I am just so tired of everything. I am getting too old for this.
I will be thirty-five next year and I am still single, still alone and still not sure what the hell I am doing here.
Christmas is a lonely period, I know that. If I only felt so bad at this time of year, then fine, I would just suck it up and get on with the motley. But no, I feel like this all the time and I cannot stand it much longer.
A friend suggested helping out the homeless at a soup kitchen as a way of not being alone. Which is a terrible suggestion. Spending time with people I’d cross the street if I saw them walking towards me? Nuh-uh. I am uncomfortable with the homeless at the best of times, so spending a day with my skin crawling does not sound like my idea of a good time.
Wow, I sound like a jackass, don’t I? I don’t hate the homeless but I feel so awkward around them. Hell, I would cross the road if someone who wasn’t homeless walked towards me. I am just not comfortable with other people regardless of where they live.
Anyway, feeding the homeless is out. Spending time with family perhaps? Only if I have a spade to dig them out of their graves. Friends? I don’t have any. Not ones that live near me at any rate. And even then, they wouldn’t want me near them.
Around this time of year, the Salvation Army show adverts on TV talking about how lonely old people are at this time of year. I find it hard to feel any sympathy when they won’t know the anguish of spending seventy-odd years alone. What about young people? Well, youngish people, ahem, after all the gem in the palm of my hand has gone black…
But this is all beyond the point. I can not, I will not, put up with this existence. Either something good will happen or something else. The good is as likely to happen as I am likely to grow an extra head. All I can see is badness and death. But it is alright. De nada.
I sent out dozens of Christmas cards and presents each year. I receive none back. It has been like this for the last fifteen or so years. A few friends have sent presents but it is like they are choosing gifts for someone they’ve never met. Now I ask people not to send presents. I’d rather have none than receive inappropriate gifts. Actually this is not true, I would rather have presents if they weren’t so generic. I know people say “it is the thought that counts” but no thought is put into them. Three years ago I received a bottle of whisky from a friend. I don’t drink alcohol and this friend knows this but…well. Quite.

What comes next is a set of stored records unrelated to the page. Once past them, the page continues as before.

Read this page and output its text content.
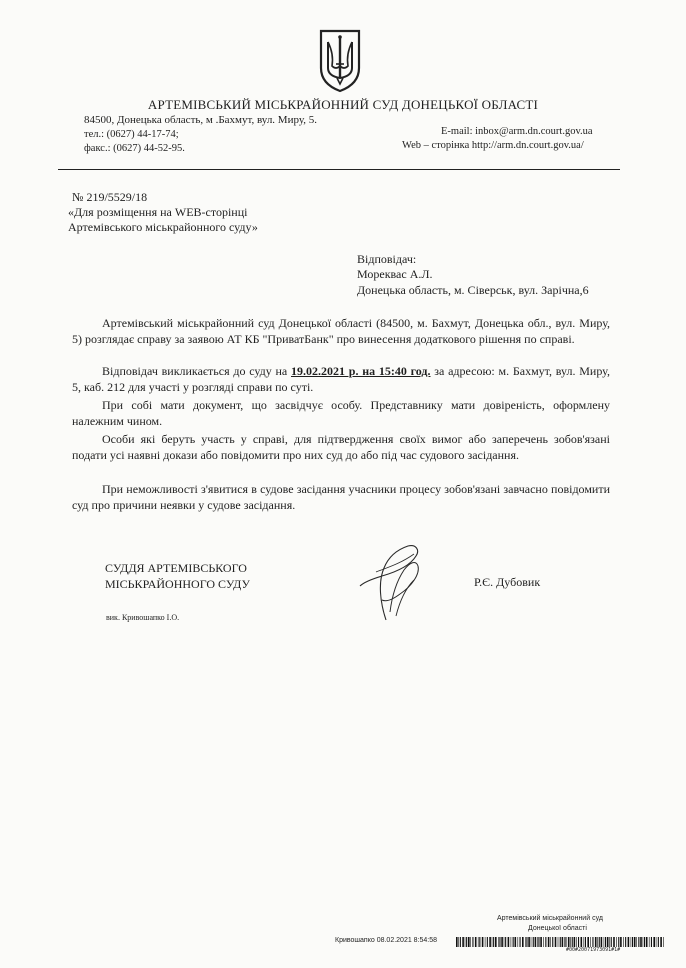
АРТЕМІВСЬКИЙ МІСЬКРАЙОННИЙ СУД ДОНЕЦЬКОЇ ОБЛАСТІ
84500, Донецька область, м .Бахмут, вул. Миру, 5.
тел.: (0627) 44-17-74;
факс.: (0627) 44-52-95.
E-mail: inbox@arm.dn.court.gov.ua
Web – сторінка http://arm.dn.court.gov.ua/
№ 219/5529/18
«Для розміщення на WEB-сторінці
Артемівського міськрайонного суду»
Відповідач:
Мореквас А.Л.
Донецька область, м. Сіверськ, вул. Зарічна,6
Артемівський міськрайонний суд Донецької області (84500, м. Бахмут, Донецька обл., вул. Миру, 5) розглядає справу за заявою АТ КБ "ПриватБанк" про винесення додаткового рішення по справі.
Відповідач викликається до суду на 19.02.2021 р. на 15:40 год. за адресою: м. Бахмут, вул. Миру, 5, каб. 212 для участі у розгляді справи по суті.
При собі мати документ, що засвідчує особу. Представнику мати довіреність, оформлену належним чином.
Особи які беруть участь у справі, для підтвердження своїх вимог або заперечень зобов'язані подати усі наявні докази або повідомити про них суд до або під час судового засідання.
При неможливості з'явитися в судове засідання учасники процесу зобов'язані завчасно повідомити суд про причини неявки у судове засідання.
СУДДЯ АРТЕМІВСЬКОГО
МІСЬКРАЙОННОГО СУДУ	Р.Є. Дубовик
вик. Кривошапко І.О.
Артемівський міськрайонний суд
Донецької області
Кривошапко 08.02.2021 8:54:58
#00#20071973091#1#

The whisky isn’t a lone incident. I have received cigars (I don’t smoke), free skydiving lessons (from someone whom I had mentioned to that I would never skydive even if I were paid a million) for example. And it isn’t as if I keep my interests or hobbies a secret. I would have thought I would be the easiest person to buy a gift for. I don’t want expensive gifts, just ones that someone has chosen with me in mind rather than “that’ll do”.

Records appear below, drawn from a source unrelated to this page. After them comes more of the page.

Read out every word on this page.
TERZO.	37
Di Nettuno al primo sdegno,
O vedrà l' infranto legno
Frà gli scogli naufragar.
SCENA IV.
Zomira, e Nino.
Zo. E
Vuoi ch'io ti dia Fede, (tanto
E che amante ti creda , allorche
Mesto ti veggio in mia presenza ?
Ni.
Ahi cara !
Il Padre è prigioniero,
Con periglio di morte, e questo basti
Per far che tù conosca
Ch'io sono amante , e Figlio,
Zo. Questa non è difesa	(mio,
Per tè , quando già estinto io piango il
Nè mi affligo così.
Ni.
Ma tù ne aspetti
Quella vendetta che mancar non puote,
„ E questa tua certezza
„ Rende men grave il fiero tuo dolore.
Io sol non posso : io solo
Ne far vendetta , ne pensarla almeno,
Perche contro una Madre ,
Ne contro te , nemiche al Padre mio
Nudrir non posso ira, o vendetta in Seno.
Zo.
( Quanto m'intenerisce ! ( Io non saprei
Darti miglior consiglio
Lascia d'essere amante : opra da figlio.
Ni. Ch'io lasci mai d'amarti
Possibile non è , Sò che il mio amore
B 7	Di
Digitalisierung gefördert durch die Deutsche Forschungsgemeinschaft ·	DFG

I don’t need to ask people not to send cards, they seem to do that without my prompting. Although this year will be different. Cards from two exes, one which I can read (probably) and one which will be too painful to open the envelope. So yay me. Happy happy joy joy!
I am so alone in this suffering. No one really knows how bad I feel. Watching people enjoy themselves, get on with their lives and knowing, always knowing, that none of this is for me. I know that I will never feel the caress of a loved one or know the happiness that comes from being with a soulmate.
I have no idea why I am so broken. When I am with people, they seem to enjoy my company but as soon as I out the door, I think they forget me. I don’t blame them. I wouldn’t want to know/remember me either.
I pray god that it will be my last. Nous verrons.